The first action, led by the University of Helsinki concerns the development, implementation and revision of innovative teaching activities and materials aimed to develop inter-multi-transdisciplinary, linguistic/argumentative, imaginative thinking and future-scaffolding skills, to impact young people's engagement with future-oriented and science-related activities. The elaboration of the research-based “Model for science education for the society of acceleration and uncertainty” will have the form of guidelines articulated in three main sections:
(a) a theoretical and pedagogical framework of the approach to science education;
(b) list of design and implementation principles aimed to operationalize the theoretical and pedagogical approaches into practical recommendations;
(c) case studies or examples taken from the implementations. The Model will be progressively fleshed out during the two rounds of implementation.
The work delivery is organized along three main stages, in accordance with the iterative nature of Design-Based Research methodology: materials’ design, first-round implementation, phenomenological analysis of the outcomes, re-design, second-round implementation and, again, fine-grained analysis of the outcomes.
Since September 2021, three Open Schooling networks have been created by FEDORA partners: the first official Helsinki Open Schooling Network (HOSN), the Oxford OS Network and the Italian Open Schooling Network.

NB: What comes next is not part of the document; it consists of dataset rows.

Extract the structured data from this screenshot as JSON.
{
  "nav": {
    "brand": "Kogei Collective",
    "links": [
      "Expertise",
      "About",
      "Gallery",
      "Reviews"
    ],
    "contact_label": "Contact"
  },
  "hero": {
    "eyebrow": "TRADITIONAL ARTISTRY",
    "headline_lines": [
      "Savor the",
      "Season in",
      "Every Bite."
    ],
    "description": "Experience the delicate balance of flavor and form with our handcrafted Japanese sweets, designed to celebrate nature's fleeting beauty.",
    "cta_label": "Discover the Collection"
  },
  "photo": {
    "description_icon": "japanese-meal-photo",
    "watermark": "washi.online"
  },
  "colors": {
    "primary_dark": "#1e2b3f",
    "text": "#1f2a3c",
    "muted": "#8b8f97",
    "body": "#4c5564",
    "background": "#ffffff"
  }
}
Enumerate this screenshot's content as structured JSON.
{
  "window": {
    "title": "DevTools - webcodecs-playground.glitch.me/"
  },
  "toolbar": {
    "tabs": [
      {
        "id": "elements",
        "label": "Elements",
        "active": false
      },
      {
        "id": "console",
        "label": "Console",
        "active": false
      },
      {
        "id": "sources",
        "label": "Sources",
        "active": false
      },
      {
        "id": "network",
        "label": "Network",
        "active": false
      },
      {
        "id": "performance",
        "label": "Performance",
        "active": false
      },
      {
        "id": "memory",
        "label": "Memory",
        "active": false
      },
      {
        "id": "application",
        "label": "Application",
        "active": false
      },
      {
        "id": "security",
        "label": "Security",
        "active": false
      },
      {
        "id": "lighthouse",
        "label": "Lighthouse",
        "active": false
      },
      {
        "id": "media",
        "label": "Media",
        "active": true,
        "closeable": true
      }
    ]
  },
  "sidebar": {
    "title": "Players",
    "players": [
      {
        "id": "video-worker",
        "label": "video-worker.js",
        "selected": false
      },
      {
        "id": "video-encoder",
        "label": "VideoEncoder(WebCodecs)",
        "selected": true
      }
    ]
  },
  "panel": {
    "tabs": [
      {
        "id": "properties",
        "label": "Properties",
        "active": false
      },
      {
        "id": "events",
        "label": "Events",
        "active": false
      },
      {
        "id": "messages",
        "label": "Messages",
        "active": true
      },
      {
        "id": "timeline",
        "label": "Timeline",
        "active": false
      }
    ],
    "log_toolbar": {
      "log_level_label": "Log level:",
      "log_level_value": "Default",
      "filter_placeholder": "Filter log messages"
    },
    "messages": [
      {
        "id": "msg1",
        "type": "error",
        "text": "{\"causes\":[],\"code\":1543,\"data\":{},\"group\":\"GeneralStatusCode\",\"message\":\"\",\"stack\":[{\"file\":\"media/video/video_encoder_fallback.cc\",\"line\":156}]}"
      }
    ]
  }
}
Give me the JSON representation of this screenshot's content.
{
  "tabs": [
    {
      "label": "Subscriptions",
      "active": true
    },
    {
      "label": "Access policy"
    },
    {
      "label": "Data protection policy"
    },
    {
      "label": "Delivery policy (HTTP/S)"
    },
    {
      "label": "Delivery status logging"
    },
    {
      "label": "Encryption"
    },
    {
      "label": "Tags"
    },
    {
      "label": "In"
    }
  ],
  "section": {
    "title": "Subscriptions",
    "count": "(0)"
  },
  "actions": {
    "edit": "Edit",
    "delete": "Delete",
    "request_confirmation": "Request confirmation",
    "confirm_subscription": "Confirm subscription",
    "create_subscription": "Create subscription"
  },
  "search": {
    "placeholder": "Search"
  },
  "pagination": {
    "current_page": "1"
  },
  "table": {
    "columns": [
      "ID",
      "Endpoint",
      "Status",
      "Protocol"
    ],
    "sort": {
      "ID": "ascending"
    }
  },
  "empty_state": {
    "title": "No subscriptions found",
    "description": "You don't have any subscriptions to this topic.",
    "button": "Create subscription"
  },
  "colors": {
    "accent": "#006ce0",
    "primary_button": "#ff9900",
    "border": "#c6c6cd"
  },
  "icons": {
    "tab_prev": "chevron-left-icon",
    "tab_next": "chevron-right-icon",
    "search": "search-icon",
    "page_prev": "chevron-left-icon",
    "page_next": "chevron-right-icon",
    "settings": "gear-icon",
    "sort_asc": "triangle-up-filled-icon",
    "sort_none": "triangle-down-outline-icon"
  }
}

The HOSN gathers 12 experts from different fields and backgrounds. Alongside the Helsinki FEDORA team, it includes policymakers, researchers, university educators, teachers and one principal. The invitation was to reflect on the newest FEDORA materials on the ‘three blind spots’. Currently, they are working on an upper-secondary science course module centred on the topic of carbon neutrality and the city of the future, which is an idea born during the first meeting. The module will include experts coaching students to make sense of the complexity of topics like sustainability, energy transitions, urban planning and science-technology-society interactions. It will utilise future-oriented pedagogies developed within the I SEE project. As befits the complexity of the topic of the course, the process of its development has been nonlinear, with the diverse composition of the HOSN providing an environment for collaborative creativity. You can read more about this network here.
On November 16th, the Italian partners organised the first meeting for the creation of their local open schooling network, bringing together people from very different backgrounds, skills and visions. Didactics researchers, teachers, philosophers, mathematicians, science communicators, videomakers, language experts, bloggers and other professionals joined online at FEDORA’s "Italian Open schooling Kick-off meeting”. Read more about what happened during this meeting here.
These three new networks enrich the ongoing growth of open schooling, which started for us with the implemented model of OSN developed in the SEAS project and is coherent with the model of the three spheres of change of K. O'Brian and Sygna.
As a project, we recently attended an open workshop organised by the Open Schooling Together, or OS Together, an informal but active collective of EU-funded projects that explore, research and practice Openschooling via different approaches. The collective gathers bi-monthly and is supported by a series of ongoing projects such as Makeitopen, Salls, Phereclos and Connect.
In our Resources section, we are showcasing some of the tools and methodologies created by these communities and we are certainly joining OSTogether, to make the most of the synergies that occur when different approaches converge.